We pass a number of flags here. There are even more available, and generally
speaking, there is at least one flag for each configuration knob available in
the library. This means that it should be possible to configure the DFA in any
way you might expect to be able to in the code. We can briefly explain the
flags we use here though:

* `--minimize` applies a [DFA minimization] algorithm to try and shrink
the size of the DFA as much as possible. In some cases it can make a big
difference, but not all. Minimization can also be extremely expensive, but
given that this is an offline process and presumably done rarely, it's usually
a good trade off to make.
* `--shrink` uses heuristics to make the size of the NFA smaller in some cases.
This doesn't impact the size of the DFA, but it can make determinization (the
process of converting an NFA into a DFA) faster at the cost of making NFA
construction slower. This can make overall DFA generation time faster.
* `--start-kind anchored` says to build a DFA that only supports anchored
searches. (That is, every match must have a start offset equivalent to the
start of the search.) Without this, DFAs support both anchored and unanchored
searches, and that in turn can make them much bigger than they need to be if
you only need one or the other.
* `--rustfmt` will run `rustfmt` on the generated Rust code.
* `--safe` will use only safe code for deserializing the DFA. This may be
slower, but it is a one time cost. If you find that deserializing the DFA is
too slow, then dropping this option will use alternative APIs that may result
in undefined behavior if the given DFA is not valid. (Every DFA generated by
`regex-cli` is intended to be valid. So *not* using `--safe` should always be
correct, but it's up to you whether it's worth doing.)

[DFA minimization]: https://en.wikipedia.org/wiki/DFA_minimization

The final three positional arguments are as follows:

* `SIMPLE_WORD_FWD` is the name of the variable in the Rust source code for
the DFA, and it is also used in generating the names of the files produced by
this command.
* `./src/` is the directory to write the files.
* `\w` is the regex pattern to build the DFA for.
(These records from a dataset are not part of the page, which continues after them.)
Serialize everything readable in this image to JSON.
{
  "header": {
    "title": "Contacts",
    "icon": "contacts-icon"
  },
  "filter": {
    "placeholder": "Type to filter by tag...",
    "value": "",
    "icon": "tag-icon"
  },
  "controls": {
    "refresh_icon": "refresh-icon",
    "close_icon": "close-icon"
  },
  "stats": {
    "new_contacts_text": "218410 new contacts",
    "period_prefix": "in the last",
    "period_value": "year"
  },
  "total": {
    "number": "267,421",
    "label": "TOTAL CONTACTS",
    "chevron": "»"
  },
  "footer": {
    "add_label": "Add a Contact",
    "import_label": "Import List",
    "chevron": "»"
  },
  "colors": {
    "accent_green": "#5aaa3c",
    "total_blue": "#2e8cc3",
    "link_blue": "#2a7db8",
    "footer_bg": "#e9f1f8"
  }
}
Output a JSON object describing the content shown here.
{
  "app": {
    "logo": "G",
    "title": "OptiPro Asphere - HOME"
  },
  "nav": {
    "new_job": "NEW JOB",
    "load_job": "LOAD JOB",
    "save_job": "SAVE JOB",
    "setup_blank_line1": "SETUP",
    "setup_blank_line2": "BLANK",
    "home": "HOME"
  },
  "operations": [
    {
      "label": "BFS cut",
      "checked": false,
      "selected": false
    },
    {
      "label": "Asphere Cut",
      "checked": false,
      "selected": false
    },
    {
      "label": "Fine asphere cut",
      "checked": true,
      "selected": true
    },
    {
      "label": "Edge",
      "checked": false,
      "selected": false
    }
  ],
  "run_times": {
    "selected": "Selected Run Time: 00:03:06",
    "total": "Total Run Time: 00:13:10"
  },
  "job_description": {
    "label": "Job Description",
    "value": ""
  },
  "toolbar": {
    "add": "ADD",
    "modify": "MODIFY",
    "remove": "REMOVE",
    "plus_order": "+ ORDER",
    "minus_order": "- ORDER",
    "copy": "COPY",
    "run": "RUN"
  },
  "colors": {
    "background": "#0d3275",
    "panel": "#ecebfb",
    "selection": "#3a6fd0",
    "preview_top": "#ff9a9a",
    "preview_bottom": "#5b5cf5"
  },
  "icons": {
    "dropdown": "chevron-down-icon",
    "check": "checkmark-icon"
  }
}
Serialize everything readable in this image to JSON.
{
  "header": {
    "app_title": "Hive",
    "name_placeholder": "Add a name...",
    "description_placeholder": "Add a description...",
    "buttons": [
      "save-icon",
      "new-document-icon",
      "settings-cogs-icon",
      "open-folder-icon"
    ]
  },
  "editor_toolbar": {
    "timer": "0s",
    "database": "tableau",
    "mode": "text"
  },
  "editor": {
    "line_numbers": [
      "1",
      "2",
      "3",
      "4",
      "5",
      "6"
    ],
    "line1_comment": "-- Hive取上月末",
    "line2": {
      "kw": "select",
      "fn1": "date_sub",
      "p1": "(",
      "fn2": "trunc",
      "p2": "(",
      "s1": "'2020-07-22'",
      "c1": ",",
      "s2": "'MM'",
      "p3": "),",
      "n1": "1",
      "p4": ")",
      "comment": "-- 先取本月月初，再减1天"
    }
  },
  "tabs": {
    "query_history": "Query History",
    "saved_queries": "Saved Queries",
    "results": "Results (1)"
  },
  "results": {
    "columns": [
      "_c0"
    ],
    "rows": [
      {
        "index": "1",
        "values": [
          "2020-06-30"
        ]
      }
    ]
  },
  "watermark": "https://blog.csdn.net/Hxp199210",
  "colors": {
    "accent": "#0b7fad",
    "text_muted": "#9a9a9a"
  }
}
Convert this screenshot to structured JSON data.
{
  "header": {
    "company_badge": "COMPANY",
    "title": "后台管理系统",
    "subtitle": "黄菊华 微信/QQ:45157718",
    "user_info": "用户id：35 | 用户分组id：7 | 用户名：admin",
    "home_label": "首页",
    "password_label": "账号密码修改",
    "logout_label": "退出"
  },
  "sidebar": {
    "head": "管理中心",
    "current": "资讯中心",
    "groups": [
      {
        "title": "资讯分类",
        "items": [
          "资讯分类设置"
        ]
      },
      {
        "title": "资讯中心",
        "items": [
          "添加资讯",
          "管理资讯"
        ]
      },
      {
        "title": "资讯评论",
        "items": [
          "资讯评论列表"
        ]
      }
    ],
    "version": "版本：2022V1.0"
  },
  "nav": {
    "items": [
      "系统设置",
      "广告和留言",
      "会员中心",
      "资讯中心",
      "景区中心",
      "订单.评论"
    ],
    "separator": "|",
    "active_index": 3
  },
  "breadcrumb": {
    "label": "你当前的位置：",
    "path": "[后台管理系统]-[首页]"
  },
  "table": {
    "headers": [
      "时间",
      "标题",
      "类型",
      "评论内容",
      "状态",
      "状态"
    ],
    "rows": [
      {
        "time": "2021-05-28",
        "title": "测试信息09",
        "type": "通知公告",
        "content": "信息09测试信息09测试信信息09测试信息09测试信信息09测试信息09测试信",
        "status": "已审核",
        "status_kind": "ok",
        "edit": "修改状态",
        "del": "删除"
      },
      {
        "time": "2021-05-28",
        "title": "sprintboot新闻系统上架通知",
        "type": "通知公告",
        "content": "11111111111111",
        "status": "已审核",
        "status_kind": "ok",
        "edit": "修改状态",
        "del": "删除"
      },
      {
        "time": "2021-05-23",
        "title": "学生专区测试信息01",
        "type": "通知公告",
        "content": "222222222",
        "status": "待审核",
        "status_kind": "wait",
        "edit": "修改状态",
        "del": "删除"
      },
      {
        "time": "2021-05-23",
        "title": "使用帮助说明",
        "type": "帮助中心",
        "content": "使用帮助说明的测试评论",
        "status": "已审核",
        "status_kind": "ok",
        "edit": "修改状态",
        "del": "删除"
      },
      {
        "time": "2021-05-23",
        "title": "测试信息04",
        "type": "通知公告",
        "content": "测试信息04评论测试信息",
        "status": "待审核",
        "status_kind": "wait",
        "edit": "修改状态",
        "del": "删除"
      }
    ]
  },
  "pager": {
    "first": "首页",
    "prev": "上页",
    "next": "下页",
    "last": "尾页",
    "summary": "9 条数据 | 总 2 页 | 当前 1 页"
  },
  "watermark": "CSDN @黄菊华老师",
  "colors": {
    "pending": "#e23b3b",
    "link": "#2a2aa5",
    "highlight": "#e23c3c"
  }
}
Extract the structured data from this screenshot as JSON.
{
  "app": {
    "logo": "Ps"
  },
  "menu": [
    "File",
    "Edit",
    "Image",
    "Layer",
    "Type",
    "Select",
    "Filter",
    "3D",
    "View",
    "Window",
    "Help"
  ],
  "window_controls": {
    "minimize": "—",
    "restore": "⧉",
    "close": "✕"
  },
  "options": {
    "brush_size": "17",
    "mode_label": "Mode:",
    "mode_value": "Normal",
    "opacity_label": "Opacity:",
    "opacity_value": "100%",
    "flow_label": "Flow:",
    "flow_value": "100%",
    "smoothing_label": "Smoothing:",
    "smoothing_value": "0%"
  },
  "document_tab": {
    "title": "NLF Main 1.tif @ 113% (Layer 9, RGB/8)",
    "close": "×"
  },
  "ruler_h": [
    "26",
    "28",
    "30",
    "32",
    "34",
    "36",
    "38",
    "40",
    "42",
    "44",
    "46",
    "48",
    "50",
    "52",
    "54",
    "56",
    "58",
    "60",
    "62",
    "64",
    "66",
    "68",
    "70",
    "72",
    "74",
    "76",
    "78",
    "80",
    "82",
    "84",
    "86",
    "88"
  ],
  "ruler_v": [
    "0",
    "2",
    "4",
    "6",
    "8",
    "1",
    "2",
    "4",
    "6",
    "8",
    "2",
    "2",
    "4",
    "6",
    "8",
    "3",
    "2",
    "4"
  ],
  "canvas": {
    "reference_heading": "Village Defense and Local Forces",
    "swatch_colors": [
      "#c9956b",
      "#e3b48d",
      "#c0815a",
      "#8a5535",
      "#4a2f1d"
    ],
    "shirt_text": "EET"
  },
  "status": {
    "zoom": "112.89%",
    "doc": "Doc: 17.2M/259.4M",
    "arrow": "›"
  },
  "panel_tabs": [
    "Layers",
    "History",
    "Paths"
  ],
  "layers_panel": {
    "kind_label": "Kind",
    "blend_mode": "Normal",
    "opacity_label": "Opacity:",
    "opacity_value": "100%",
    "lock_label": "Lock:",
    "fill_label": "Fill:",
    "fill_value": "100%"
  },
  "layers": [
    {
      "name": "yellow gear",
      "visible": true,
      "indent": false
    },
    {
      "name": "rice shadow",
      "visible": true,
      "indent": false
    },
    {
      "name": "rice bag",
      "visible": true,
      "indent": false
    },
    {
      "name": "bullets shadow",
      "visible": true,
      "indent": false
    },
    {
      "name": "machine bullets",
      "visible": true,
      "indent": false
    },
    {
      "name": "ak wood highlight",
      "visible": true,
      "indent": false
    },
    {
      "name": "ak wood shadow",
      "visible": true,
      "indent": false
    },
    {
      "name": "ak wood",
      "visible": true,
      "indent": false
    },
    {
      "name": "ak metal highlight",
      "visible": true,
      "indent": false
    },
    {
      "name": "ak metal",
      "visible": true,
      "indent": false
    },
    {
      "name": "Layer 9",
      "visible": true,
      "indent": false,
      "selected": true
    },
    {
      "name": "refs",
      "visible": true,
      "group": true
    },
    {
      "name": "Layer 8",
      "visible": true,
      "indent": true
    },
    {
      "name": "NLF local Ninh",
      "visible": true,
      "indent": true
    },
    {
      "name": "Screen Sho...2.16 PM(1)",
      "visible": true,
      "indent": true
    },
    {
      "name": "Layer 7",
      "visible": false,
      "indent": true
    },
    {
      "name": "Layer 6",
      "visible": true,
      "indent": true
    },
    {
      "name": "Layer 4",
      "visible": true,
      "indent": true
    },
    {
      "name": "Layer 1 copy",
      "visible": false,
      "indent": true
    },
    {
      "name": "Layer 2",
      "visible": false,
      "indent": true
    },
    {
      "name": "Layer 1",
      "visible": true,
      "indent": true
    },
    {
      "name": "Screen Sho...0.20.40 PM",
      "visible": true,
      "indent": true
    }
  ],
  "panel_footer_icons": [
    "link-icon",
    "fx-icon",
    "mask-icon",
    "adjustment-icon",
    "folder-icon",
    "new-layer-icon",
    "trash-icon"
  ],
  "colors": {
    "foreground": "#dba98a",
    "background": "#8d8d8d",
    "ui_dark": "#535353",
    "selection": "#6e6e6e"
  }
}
More than one may be given!

Once the DFA is generated, you should see three new files in `./src/`:

```
$ ls -l src/
total 32
-rw-rw-r-- 1 andrew users    45 May 28 22:04 main.rs
-rw-rw-r-- 1 andrew users 11095 May 30 10:24 simple_word_fwd.bigendian.dfa
-rw-rw-r-- 1 andrew users 11095 May 30 10:24 simple_word_fwd.littleendian.dfa
-rw-rw-r-- 1 andrew users   711 May 30 10:24 simple_word_fwd.rs
```

At this point, you just need to add the appropriate `mod` definition in
`main.rs` and use the DFA:

```rust
use regex_automata::{dfa::Automaton, Anchored, Input};

use crate::simple_word_fwd::SIMPLE_WORD_FWD as DFA;

mod simple_word_fwd;

fn main() {
    let input = Input::new("ω").anchored(Anchored::Yes);
    println!("is a word: {:?}", DFA.try_search_fwd(&input));

    let input = Input::new("☃").anchored(Anchored::Yes);
    println!("not a word: {:?}", DFA.try_search_fwd(&input));
}
```

And now run the program:

```
$ cargo run
   Compiling regex-dfa-test v0.1.0 (/home/andrew/tmp/regex-dfa-test)
    Finished dev [unoptimized + debuginfo] target(s) in 0.17s
     Running `target/debug/regex-dfa-test`
is a word: Ok(Some(HalfMatch { pattern: PatternID(0), offset: 2 }))
not a word: Ok(None)
```

There are a few other things worth mentioning:

* The above generates a "sparse" DFA. This sacrifices search performance in
favor of (potentially much) smaller DFAs. One can also generate a "dense" DFA
to get faster searches but larger DFAs.
* Above, we generated a "dfa," but one can also generate a "regex." The
difference is that a DFA can only find the end of a match (or start of a match
if the DFA is reversed), where as a regex will generate two DFAs: one for
finding the end of a match and then another for finding the start. One can
generate two DFAs manually and stitch them together in the code, but generating
a `regex` will take care of this for you.